I don't love it. "Admirable" is, well, admirable, but try though I might, I've been having an intensely difficult time summoning up any real enthusiasm for Anomalisa as an experience beyond its proficiency as an intellectual exercise. And bear in mind, I didn't like Synecdoche, New York even that much: I found it to be so calculated in its rejection of joy that it become more enervating to watch than remotely enlightening. So your mileage may vary, if you're one of that film's passionate fans. At least Anomalisa has more of a sense of comedy than Synecdoche ever wanted to, but it ends up coming down to the same basic problem: this is a story about a man so consumed by self-negation that there's really nothing left about him that's terribly interesting or appealing, and we're left with very little reason to desire spending time in his presence.

Anomalisa even goes further in that direction than Kaufman's last film, since the movie presents such a drab, mordant sexual relationship as it its most tender human moment. What it does not do is to side with Michael in viewing Lisa as his savior, thank God; the film realises that Michael is just being a deeply pathetic middle-aged white guy in thinking he can patch himself up with the help of an extra-marital fling, though in order to prove that realises this, it has to make sure that we get that Lisa is frankly not very interesting or distinctive. Which, Leigh's fireworks show of a vocal performance notwithstanding, means that we're stuck with a two-hander in which one of the hands is unlikable and skeevy and the other hand is basically a dolt with no real life of her own.
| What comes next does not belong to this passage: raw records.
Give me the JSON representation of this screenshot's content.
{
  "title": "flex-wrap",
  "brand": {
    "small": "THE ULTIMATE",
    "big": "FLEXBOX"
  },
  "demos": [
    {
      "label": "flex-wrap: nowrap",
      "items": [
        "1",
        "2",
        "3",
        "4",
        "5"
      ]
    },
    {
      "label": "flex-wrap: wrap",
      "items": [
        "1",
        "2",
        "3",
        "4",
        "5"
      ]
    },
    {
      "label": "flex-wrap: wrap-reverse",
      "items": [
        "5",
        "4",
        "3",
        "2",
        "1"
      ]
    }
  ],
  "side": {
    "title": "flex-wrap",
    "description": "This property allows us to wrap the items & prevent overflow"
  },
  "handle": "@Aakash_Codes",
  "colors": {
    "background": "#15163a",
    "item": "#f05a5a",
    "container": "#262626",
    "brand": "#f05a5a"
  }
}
It's kind of a suffocating view of humanity, I'm saying, and not one with terribly new insights into middle-aged male behavior (there have been a lot of Michaels in the movies over the years), though it has an impressively creative way of re-packaging those insights. In other words, the animation is really damned exciting and I think anyone with the smallest interest in the possibilities of stop-motion storytelling should consider this 100% essential viewing, but this is just a beleaguered tale of life in a crappy world. There simply isn't very much there there, and what there is is frankly so pessimistic as to be of limited utility.